For enterprises, this increases risk and cost. For contribu­tors, it disperses engineering effort. Rather than accelerating the ecosystem forward cohesively, fragmentation can weaken the shared innovation engine that once defined MySQL.

How can different foundation models benefit the broader database landscape?

A well-structured foundation provides a vendor-neutral, community-driven space to support tools and the wider eco­system. It allows the community to pool resources to effec­tively promote MySQL and drive adoption. It also creates a unified entity capable of securing endorsements and support from major players such as AWS, Google, and Microsoft. By coordinating patches, features, and community efforts under one roof, the foundation becomes a much more compelling partner for Oracle to engage with.

How can Percona help MySQL users during this time?

Percona is both a technical provider and an advocate for sustainable open source governance. On the operational side, Percona offers enterprise-grade support, consulting, and enhanced MySQL-compatible distributions to help organiza­tions maintain performance, security, and stability regardless of upstream uncertainty.

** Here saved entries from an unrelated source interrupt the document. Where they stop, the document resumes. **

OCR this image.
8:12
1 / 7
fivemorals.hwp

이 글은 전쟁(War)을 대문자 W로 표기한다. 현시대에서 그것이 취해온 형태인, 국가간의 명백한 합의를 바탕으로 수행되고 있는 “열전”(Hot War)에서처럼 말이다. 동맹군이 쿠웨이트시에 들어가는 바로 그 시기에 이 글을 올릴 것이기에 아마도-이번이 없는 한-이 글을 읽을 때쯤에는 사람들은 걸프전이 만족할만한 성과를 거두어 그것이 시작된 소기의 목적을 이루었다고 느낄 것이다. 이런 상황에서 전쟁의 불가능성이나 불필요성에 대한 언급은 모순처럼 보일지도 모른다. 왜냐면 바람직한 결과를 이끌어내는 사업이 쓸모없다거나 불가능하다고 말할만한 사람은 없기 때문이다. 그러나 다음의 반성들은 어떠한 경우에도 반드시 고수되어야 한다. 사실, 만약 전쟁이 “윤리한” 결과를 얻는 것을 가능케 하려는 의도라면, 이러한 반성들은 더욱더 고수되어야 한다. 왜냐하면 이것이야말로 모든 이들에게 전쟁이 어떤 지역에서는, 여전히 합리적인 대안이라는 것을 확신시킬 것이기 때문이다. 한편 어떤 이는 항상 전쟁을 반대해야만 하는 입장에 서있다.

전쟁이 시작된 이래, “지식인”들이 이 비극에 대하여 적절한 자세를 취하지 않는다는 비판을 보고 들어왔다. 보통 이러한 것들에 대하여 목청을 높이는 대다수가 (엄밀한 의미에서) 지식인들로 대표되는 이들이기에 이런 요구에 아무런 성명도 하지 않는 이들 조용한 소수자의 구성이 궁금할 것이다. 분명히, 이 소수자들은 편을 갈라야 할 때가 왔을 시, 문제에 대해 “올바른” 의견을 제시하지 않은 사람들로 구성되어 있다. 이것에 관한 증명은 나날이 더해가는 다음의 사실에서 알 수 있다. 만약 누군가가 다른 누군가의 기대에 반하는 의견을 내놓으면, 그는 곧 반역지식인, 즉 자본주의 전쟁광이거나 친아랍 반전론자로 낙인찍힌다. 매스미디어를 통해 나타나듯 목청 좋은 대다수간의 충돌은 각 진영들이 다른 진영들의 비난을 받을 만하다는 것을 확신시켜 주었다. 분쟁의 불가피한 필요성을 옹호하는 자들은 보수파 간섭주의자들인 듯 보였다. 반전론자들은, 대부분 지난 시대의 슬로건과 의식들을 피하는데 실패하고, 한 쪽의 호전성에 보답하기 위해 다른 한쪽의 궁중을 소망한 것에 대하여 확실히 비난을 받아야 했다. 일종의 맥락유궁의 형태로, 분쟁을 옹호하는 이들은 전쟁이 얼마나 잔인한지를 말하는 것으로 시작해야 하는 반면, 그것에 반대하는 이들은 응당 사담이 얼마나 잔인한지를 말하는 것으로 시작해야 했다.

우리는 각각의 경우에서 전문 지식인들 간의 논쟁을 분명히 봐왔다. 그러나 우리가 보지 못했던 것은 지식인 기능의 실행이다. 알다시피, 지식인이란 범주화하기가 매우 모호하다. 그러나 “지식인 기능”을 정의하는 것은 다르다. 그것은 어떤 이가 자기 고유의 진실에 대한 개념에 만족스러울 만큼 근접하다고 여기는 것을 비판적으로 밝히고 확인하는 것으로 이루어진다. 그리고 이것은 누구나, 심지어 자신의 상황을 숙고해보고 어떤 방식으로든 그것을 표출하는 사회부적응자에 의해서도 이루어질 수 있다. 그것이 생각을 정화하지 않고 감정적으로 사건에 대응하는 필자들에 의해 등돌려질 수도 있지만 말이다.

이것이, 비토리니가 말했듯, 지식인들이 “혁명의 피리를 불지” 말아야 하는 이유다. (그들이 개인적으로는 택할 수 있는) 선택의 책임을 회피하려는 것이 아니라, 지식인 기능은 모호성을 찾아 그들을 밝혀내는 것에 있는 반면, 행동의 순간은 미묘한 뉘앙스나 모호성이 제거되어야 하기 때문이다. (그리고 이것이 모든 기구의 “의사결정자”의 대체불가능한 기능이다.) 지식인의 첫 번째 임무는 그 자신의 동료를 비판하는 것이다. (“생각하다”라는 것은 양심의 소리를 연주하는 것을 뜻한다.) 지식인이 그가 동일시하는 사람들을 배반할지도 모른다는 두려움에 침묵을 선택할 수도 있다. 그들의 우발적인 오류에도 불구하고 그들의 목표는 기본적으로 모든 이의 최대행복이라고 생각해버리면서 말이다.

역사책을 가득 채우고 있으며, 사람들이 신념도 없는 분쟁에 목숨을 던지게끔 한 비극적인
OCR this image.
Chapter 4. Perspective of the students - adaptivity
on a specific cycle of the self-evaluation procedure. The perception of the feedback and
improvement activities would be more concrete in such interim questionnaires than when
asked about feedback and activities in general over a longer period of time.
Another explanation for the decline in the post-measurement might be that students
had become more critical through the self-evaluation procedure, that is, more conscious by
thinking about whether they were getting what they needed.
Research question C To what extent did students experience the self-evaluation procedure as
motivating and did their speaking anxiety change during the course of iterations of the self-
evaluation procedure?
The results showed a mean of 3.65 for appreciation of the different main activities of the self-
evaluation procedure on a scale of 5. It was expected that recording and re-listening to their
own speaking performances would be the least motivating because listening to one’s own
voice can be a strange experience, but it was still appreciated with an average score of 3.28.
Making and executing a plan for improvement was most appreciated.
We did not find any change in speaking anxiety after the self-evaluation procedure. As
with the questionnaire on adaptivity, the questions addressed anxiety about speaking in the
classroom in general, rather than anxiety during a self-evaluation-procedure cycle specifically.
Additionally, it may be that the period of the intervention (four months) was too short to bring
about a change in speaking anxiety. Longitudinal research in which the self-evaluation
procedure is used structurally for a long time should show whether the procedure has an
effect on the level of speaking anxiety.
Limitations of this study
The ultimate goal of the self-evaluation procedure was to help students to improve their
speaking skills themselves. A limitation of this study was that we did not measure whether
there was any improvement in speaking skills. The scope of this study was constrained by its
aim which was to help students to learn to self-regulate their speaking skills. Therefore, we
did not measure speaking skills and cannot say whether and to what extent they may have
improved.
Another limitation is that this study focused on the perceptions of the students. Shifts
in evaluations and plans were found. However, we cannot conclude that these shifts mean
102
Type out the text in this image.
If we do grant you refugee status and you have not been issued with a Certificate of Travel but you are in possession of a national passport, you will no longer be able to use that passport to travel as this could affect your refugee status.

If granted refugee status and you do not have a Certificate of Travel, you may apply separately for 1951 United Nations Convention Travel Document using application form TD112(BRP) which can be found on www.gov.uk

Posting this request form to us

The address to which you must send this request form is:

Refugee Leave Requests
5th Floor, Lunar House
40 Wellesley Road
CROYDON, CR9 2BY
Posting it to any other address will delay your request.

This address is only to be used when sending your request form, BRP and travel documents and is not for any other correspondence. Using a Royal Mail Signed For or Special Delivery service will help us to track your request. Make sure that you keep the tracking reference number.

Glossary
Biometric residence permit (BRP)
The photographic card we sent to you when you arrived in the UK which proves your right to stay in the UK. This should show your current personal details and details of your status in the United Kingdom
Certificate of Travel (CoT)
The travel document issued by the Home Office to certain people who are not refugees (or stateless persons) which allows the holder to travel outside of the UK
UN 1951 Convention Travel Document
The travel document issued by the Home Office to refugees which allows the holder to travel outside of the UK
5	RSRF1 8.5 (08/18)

On the ecosystem side, Percona actively participated in drafting the open letter and is working to facilitate constructive dialogue around governance. Percona has 15 years of experi­ence maintaining tracking forks, providing them with the tech­nical discipline required to navigate complex upstream changes.

How does this moment represent an inflection point for one of the most widely deployed databases in the world?

This is an inflection point because the questions are no lon­ger quiet or isolated—they are coordinated and public. Enter­prises are increasingly wary of lock-in, opaque road maps, pricing power, and supportability concerns. At the same time, cloud providers have indicated a willingness to invest more deeply if governance becomes clearer.

The ecosystem stands at a crossroads: continue with grow­ing fragmentation and uncertainty or modernize governance to stabilize and revitalize MySQL’s trajectory. The intent of the open letter is not to push enterprises away from MySQL, but to stop the “bleeding” and ensure that MySQL, or a clearly aligned MySQL-compatible future, remains a strong database of choice for new deployments.